For a life insurance policy to be paid by a SMSF, the policy must be owned by the fund. I know of some cases where insurance companies have allowed the ownership of a life policy to be transferred from the name of the individual into a super fund where the life insured remains the same. You will need to contact the insurance company your current policy is with and see if the ownership can be changed to that of your SMSF.

Does managing a rental property satisfy the work test?

I am 68 and drawing a pension from my SMSF. I also have a mortgage-free residential unit providing a net income of approximately $42,500 per annum. I have been informed that I cannot deposit my rental income into my SMSF. This is because it is passive income and therefore cannot be accounted for me to meet the work test to make super contributions. Is this correct, as I pay income tax on the rental income?

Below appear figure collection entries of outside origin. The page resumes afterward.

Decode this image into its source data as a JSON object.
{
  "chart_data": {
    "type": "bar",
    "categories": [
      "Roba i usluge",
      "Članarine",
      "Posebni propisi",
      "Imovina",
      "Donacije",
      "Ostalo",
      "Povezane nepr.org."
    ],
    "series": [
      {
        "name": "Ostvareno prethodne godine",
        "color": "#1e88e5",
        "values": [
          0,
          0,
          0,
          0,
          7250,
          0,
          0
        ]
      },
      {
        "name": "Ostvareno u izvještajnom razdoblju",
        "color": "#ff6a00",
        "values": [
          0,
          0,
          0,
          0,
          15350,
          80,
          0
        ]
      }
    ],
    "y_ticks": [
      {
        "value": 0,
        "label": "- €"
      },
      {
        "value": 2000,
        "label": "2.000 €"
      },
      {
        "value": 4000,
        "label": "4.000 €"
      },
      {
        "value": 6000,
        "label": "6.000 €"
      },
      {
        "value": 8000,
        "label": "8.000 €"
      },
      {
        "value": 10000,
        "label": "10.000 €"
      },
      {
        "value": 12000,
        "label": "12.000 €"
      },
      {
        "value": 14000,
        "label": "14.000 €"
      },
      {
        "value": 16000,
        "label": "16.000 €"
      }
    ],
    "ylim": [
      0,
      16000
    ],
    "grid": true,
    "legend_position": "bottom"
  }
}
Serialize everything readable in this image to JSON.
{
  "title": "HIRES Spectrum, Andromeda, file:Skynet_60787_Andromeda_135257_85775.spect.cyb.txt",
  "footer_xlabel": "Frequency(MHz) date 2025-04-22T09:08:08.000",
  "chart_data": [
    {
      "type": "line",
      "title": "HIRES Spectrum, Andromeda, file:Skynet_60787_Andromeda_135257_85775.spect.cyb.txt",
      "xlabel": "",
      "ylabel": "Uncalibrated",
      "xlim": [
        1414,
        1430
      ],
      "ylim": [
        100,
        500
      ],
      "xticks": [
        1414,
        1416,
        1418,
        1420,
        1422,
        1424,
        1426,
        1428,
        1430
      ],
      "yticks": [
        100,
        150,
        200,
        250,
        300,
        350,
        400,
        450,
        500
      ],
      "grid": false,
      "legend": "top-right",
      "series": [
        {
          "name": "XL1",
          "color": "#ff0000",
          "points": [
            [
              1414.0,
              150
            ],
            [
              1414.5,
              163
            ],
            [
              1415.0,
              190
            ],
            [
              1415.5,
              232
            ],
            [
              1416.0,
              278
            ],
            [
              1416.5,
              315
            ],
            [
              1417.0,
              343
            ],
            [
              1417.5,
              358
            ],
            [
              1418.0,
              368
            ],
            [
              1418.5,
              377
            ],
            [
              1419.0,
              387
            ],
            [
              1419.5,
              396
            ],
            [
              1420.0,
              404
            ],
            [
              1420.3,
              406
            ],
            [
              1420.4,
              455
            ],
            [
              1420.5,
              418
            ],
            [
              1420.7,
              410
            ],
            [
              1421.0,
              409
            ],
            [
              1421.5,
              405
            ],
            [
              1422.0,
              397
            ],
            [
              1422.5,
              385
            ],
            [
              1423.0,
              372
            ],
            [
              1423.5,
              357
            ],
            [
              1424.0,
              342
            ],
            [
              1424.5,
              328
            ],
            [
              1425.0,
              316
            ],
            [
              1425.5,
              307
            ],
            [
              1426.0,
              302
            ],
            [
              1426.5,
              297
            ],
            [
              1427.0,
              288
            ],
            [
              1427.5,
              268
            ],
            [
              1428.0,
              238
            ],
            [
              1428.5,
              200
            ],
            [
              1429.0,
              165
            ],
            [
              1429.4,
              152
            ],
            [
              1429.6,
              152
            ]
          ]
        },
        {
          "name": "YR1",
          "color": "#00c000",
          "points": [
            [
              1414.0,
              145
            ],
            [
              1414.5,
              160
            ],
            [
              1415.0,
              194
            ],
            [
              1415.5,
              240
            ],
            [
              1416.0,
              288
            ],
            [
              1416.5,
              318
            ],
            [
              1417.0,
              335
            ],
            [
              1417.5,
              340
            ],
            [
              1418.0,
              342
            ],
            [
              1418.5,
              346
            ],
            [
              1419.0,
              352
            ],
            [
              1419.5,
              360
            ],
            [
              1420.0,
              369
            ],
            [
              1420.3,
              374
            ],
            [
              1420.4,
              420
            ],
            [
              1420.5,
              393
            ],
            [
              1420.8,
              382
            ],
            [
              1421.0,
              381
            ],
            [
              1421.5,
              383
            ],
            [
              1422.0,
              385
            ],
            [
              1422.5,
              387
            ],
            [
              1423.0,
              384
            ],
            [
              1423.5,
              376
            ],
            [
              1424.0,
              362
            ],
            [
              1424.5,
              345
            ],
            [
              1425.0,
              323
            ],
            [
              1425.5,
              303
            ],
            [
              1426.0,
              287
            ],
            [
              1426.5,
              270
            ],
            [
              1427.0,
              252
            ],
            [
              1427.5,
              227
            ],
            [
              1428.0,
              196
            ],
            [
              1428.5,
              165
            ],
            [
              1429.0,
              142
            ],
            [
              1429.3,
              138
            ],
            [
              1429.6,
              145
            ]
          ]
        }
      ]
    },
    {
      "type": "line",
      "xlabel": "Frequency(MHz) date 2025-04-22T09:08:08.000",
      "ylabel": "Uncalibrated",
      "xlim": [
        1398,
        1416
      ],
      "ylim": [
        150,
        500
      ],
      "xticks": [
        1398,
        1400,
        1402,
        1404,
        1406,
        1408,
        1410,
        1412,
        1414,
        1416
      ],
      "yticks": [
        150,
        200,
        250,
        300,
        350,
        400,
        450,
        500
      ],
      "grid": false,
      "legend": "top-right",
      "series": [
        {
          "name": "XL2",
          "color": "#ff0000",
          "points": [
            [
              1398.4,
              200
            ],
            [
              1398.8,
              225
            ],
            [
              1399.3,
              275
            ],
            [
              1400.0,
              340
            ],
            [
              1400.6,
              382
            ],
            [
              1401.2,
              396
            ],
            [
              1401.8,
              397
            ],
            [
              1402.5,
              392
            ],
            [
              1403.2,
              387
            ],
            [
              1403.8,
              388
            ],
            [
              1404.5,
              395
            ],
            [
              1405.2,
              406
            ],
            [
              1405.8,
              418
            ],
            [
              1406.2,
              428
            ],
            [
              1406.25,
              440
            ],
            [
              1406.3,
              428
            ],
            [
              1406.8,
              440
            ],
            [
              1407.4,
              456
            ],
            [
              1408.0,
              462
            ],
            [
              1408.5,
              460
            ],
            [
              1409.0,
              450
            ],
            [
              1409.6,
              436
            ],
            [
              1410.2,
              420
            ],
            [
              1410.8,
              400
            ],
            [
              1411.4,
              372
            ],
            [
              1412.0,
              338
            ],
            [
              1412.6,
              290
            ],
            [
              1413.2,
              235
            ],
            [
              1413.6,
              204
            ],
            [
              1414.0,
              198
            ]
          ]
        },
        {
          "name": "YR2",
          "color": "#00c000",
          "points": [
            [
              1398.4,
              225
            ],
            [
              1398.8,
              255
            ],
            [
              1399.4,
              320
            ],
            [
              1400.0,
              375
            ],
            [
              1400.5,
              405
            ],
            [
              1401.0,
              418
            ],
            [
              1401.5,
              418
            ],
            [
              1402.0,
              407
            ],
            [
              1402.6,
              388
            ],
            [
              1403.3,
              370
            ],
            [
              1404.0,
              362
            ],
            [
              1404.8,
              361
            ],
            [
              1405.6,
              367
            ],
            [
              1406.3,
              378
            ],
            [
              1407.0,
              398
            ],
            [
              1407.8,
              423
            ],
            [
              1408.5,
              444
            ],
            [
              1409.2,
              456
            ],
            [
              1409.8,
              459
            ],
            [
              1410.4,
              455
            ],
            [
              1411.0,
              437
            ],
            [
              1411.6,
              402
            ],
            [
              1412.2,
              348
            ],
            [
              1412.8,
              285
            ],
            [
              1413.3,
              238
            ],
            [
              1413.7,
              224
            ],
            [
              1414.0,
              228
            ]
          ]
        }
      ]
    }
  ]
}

To be able to meet the work test you must be able to prove that you have worked for 40 hours in a consecutive 30-day period in the financial year you make a super contribution. Even if you did work 40 hours a month on your rental property, as you only have one rental property and this is regarded as a passive investment, you would not be regarded to have passed the work test.

The only time a person can pass the work test when they have rental properties is when they have a sufficient number of rental properties to be regarded as running a rental property business.

Can any date be nominated for an in-specie shares transfer to give the best tax advantage?

We are in the process of transferring shares held outside of superannuation to our SMSF, and our sponsor is CommSec. One of the questions in the application is the date of purchase, which is the transfer date of the shares to the SMSF. We have been told by CommSec that we can nominate any date that gives us the best tax advantage. Is this correct?

Strictly speaking the date of transfer of the shares, in other words the date of purchase of the shares by your SMSF, should be the date it was decided to transfer the shares. It is this manipulation of the transfer date to obtain a tax advantage, by selecting a date when the patch result will be achieved, that caused the recommendation from the Cooper review to ban in-specie transfers of shares.

ASIC bans a person from buying and selling their own shares in one transaction. This means you can still do it as in-specie transfer, but you should be careful when selecting the date for the transfer. If the ATO were to audit your fund, and found that the date had been manipulated to achieve a better tax result, you could be forced to provide other evidence to back.


Max Newnham is a partner with TaxBiz Australia, a chartered accounting firm specialising in small businesses and SMSFs.

Note: We make every attempt to provide answers to readers’ questions, however, answers are of a general nature only. Subscribers should seek independent professional advice for more in-depth information that is specific to their situation.